To go back to A Cottage on Dartmoor is something else. The title is misleading. More of it in fact takes place in a barber's chair, a blade silently swishing - so much that one almost suspects that there is a pie shop next door. Murder is indeed likely to be on the menu, for sinister obsessive Uno Henning is smitten with Norah Baring, a manicurist on the premises who prefers the attentions shown by a burly customer, farmer Hans Schlettow.

That is the essence of the plot, a variant on one which has done service down the ages: the love triangle - there should have been a Greek playwright called Isosceles. What makes all this so absorbing is Asquith's continual use of light and shadow, camera angles which owe much to Expressionism, that look in the eye which, without sound, denotes terror itself. A set piece is a visit to the “talkies”. Ironically, the sound section of this film is lost, but it is is fascinating to watch the close-ups of a pit-band orchestra: the strings are as taut as the emotions shown by those three adults who have shown up in the audience while two schoolboys' affectation of bravery in the face of on-screen horror serves them ill.

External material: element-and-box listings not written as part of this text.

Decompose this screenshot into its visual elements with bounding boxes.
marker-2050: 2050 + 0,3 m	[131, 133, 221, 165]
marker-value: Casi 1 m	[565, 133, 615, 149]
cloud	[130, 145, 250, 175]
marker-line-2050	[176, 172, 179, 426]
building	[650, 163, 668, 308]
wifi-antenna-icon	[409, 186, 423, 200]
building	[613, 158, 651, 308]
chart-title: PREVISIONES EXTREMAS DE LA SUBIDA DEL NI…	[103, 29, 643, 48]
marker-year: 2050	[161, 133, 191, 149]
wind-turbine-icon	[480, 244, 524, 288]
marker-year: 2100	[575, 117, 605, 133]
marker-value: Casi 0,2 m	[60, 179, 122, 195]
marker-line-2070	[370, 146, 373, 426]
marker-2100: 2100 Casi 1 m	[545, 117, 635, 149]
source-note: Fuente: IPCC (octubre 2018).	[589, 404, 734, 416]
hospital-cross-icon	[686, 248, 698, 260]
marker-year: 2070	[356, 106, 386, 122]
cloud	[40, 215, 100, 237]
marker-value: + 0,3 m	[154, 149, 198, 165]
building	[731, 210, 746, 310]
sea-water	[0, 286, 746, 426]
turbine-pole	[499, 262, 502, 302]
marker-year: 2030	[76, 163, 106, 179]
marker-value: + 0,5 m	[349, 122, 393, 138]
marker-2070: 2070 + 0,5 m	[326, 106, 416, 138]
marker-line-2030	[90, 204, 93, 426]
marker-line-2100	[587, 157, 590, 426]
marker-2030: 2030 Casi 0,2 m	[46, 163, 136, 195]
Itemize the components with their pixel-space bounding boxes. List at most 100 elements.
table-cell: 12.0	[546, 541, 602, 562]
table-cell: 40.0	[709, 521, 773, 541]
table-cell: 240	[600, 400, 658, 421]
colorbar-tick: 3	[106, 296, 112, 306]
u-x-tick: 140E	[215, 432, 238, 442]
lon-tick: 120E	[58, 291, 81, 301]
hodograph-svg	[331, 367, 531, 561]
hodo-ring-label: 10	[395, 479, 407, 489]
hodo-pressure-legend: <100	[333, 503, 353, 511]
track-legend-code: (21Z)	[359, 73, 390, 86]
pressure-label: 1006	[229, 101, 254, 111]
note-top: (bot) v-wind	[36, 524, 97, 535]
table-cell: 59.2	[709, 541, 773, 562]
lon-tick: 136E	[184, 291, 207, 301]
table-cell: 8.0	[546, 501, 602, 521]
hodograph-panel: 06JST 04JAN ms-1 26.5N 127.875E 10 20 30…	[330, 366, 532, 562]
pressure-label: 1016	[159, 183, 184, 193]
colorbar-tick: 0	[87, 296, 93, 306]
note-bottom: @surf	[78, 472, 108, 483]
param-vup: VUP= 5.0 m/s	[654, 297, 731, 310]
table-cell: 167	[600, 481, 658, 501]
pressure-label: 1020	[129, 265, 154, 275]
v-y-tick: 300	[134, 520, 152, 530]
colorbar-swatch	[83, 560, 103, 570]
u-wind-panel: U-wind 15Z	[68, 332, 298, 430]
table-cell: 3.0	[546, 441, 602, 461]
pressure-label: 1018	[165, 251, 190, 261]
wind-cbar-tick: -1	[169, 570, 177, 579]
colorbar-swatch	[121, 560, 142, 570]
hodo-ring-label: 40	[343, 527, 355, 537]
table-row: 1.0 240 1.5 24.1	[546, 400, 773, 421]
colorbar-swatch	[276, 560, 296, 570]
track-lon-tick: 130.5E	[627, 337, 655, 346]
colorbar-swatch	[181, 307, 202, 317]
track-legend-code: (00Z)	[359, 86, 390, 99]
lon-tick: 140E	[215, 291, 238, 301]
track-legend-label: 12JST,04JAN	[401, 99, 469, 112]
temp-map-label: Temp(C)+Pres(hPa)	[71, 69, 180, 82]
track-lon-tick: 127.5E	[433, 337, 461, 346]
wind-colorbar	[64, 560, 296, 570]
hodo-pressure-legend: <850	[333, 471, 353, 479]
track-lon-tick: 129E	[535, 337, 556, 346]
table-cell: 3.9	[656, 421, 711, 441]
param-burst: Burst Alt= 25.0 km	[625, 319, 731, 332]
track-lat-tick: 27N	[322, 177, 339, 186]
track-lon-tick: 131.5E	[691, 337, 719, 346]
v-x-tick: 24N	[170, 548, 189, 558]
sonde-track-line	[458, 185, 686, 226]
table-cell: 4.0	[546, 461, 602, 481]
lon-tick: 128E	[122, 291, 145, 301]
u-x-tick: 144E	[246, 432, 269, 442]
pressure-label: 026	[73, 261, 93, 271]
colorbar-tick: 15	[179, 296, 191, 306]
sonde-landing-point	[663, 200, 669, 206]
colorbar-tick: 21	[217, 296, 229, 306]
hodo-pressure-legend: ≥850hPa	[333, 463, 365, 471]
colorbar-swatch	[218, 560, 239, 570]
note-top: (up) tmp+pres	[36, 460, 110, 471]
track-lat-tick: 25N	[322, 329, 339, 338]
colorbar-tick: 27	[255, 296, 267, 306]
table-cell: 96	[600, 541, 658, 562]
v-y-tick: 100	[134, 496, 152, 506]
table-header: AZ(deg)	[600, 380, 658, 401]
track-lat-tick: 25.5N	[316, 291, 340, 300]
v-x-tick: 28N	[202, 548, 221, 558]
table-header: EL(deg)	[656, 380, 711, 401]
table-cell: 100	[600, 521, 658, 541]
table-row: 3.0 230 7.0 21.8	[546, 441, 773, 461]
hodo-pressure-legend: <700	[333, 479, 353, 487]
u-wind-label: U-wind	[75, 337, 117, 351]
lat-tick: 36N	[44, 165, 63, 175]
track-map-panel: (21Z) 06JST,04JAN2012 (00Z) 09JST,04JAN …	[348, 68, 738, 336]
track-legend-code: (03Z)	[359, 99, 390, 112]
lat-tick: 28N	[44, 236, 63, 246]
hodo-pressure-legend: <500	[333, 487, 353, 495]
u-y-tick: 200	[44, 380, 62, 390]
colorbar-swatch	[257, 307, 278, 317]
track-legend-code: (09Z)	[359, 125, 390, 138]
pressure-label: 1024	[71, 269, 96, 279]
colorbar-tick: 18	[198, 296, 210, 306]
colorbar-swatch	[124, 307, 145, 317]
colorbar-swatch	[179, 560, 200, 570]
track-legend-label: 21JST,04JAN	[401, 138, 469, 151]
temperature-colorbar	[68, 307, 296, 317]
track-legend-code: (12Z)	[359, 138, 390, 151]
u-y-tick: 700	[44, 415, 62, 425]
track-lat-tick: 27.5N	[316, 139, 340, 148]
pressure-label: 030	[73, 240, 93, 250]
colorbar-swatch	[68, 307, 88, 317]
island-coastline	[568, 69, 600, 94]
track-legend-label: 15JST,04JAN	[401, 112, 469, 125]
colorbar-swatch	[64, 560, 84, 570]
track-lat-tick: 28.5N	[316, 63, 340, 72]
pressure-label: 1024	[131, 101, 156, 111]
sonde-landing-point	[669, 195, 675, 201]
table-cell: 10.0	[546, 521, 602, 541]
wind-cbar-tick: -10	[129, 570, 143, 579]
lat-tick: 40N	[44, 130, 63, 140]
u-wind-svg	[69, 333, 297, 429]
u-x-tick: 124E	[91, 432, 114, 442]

Strange to think that it was a decade in which prose and poetry had taken new forms while film was still in its early stages, and yet silent images remain far more a part of Modernism than the early talkies.

Would that a version of The Waste Land had been filmed in the London and Europe of the Twenties. Perhaps it could yet be done.

1 out of 1 members found this review helpful.

British Silent. - A Cottage on Dartmoor review by Steve

Spoiler Alert
04/03/2023

Anthony Asquith's final silent film was partly shot on location in Cornwall. As it's a melodrama which climaxes with an attempted murder, it's tempting to imagine the influence of contemporary Alfred Hitchcock, though more realistic to suppose they were both inspired by German cinema. But the director does have a cameo. Like Hitch.

It opens at an isolated cottage as a young mother (Norah Baring) is terrorised by an escaped convict, and then flashes back to a barber shop in London where she was a manicurist who provoked the violent jealousy of a colleague (Uno Henning) by flirting with a customer, her future husband. The fleeing prisoner is that barber, back for revenge.

Asquith was an adventurous and versatile film maker but some of the cinematic tricks he attempts here now seem a bit gimmicky. Most startling are the brief flashes of red that are edited into the barber's assault on his rival with a razor. But it's not all visual technique; Baring gives a soulful, yet vivacious performance in the central role.

In his early films, Asquith was a stylist, as well as a brilliant visual storyteller. The rural locations limited the movement of the camera, but the photography of the windswept moors is evocative. The London scenes are exceptional, particularly a sequence in a cinema which focuses on the audience watching a talkie. Shame he didn't direct more silents. 

0 out of 0 members found this review helpful.